Em 30 de agosto, o Banco Central elevou sua taxa básica de juros para 60% para tentar tornar o peso mais atraente para os investidores. Isso, por sua vez, teve um sério impacto na capacidade das pequenas empresas domésticas de obter crédito a preços acessíveis. Alguns cartões de crédito estão cobrando mais de 100% de juros anuais sobre pagamentos diferidos.
"Acreditamos com excessivo otimismo que poderíamos ir consertando as coisas pouco a pouco, mas a realidade nos mostra que temos que nos mover mais rápido", disse Macri neste mês, referindo-se ao seu programa econômico. "O mundo nos disse que estamos vivendo além de nossos meios".
O governo anunciou medidas de austeridade, incluindo a redução do número de ministérios e a imposição de um imposto sobre as exportações. O objetivo é eliminar seu déficit fiscal no próximo ano. Para aumentar a confiança do mercado e estabilizar a economia, renegociou o acordo com o FMI este mês, aumentando o empréstimo para US$ 57,1 bilhões e ganhando acesso acelerado aos fundos.
Fator decisivo
Os argentinos se preocupam com a economia mais do que qualquer outra coisa.
"Nos últimos 20 anos, o foco mudou entre o crime e os problemas econômicos", diz Juan Germano, diretor da Isonomía, uma empresa de consultoria de opinião pública. "Mas pelo menos nos últimos 10 meses o foco tem sido constante na economia".
A Argentina passou por uma difícil crise econômica recentemente. Em 2001-2002, a economia entrou em colapso e o país deixou de pagar US$ 100 bilhões em empréstimos. Houve um enorme aumento da pobreza.
Mas Germano diz que esta crise é diferente da anterior: houve uma rejeição geral da classe política na época e o desemprego foi de cerca de 20%, enquanto agora é cerca de metade dessa taxa.
A situação atingiu a imagem do presidente, com 52% dos argentinos vendo-o desfavoravelmente, segundo a Isonomía. No entanto, é amplamente esperado que Macri busque a reeleição em outubro de 2019.

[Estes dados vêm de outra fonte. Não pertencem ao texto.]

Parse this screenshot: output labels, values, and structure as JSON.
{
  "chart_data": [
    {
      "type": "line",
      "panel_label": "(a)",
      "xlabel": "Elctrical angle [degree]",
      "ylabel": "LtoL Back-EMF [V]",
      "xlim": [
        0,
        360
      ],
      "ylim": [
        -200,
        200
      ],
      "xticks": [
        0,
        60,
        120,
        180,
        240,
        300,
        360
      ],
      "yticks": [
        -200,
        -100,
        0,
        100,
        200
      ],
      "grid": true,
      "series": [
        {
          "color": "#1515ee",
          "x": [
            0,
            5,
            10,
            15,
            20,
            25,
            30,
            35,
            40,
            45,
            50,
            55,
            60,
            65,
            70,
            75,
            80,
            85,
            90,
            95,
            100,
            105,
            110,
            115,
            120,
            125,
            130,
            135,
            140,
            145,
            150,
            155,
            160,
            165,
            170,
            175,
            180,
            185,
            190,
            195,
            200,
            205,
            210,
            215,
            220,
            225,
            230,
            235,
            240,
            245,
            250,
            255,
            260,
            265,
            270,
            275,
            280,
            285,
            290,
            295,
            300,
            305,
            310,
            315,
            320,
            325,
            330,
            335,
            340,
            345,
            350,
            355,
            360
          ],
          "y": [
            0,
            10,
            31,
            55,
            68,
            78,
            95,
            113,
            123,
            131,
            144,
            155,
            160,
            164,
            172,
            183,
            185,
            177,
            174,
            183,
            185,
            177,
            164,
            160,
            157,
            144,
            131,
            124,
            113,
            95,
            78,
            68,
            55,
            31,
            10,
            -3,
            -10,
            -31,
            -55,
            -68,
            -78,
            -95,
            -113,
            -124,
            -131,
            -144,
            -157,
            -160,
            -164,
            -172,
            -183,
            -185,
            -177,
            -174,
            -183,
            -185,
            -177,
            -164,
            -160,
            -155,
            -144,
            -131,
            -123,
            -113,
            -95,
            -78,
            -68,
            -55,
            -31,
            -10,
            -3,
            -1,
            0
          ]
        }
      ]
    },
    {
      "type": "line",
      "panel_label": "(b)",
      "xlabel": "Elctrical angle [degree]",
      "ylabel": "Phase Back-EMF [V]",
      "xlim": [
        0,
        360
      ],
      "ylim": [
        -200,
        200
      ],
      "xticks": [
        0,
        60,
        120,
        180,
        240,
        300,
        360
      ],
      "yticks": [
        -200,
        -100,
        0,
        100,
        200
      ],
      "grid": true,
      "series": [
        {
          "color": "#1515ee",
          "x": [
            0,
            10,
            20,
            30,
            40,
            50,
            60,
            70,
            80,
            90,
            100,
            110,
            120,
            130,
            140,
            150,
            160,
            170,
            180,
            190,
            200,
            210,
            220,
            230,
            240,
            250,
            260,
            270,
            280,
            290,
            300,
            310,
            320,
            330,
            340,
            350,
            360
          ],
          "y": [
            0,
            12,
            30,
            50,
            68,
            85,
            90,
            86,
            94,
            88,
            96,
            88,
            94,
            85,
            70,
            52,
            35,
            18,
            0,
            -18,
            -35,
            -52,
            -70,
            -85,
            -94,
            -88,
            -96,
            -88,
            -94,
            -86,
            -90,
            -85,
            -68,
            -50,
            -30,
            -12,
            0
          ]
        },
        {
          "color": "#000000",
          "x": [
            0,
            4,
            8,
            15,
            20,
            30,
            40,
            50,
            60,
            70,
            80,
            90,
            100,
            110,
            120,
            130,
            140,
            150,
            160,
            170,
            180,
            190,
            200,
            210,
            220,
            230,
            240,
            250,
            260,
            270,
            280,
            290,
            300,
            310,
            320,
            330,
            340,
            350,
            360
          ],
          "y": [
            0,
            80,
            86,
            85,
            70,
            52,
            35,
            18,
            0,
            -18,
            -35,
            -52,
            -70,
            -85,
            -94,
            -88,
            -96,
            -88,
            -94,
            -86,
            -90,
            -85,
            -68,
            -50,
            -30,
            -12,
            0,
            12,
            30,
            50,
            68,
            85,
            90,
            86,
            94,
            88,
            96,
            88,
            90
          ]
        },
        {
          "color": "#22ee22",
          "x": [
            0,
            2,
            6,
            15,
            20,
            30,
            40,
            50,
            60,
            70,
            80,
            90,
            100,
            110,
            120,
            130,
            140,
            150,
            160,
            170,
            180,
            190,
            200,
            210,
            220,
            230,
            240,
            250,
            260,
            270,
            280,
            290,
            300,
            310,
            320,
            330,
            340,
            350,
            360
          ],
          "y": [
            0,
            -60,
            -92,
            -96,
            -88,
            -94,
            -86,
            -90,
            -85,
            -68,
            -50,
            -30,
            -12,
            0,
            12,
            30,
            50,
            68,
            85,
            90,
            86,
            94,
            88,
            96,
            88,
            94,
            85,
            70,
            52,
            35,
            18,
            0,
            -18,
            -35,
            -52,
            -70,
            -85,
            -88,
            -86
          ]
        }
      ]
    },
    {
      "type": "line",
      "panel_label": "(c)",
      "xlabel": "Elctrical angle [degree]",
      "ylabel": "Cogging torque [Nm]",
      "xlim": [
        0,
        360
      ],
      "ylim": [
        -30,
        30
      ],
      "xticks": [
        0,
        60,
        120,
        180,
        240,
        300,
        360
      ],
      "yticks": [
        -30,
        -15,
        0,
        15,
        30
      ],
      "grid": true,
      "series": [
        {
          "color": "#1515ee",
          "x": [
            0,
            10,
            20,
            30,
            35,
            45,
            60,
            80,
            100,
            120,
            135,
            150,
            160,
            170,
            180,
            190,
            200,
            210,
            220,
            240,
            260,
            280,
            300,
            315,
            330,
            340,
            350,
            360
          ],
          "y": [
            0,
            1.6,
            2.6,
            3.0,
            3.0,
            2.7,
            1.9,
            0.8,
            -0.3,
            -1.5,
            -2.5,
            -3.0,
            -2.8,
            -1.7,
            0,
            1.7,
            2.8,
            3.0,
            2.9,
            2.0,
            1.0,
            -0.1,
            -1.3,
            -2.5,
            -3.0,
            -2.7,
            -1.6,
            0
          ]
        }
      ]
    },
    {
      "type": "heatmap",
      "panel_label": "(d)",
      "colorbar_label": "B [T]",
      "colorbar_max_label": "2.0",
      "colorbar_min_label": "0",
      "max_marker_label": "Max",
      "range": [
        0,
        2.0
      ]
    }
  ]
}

Sua principal rival provavelmente será Cristina Kirchner, que vai tentar voltar ao poder enquanto enfrenta vários processos judiciais por suspeita de corrupção. Muitos na Argentina rejeitaram o modo como seu governo administrava o país e nunca votaria nela. Mas outros agora estão se perguntando se Macri merece um segundo mandato e se ele é realmente capaz de consertar a economia sempre instável da Argentina.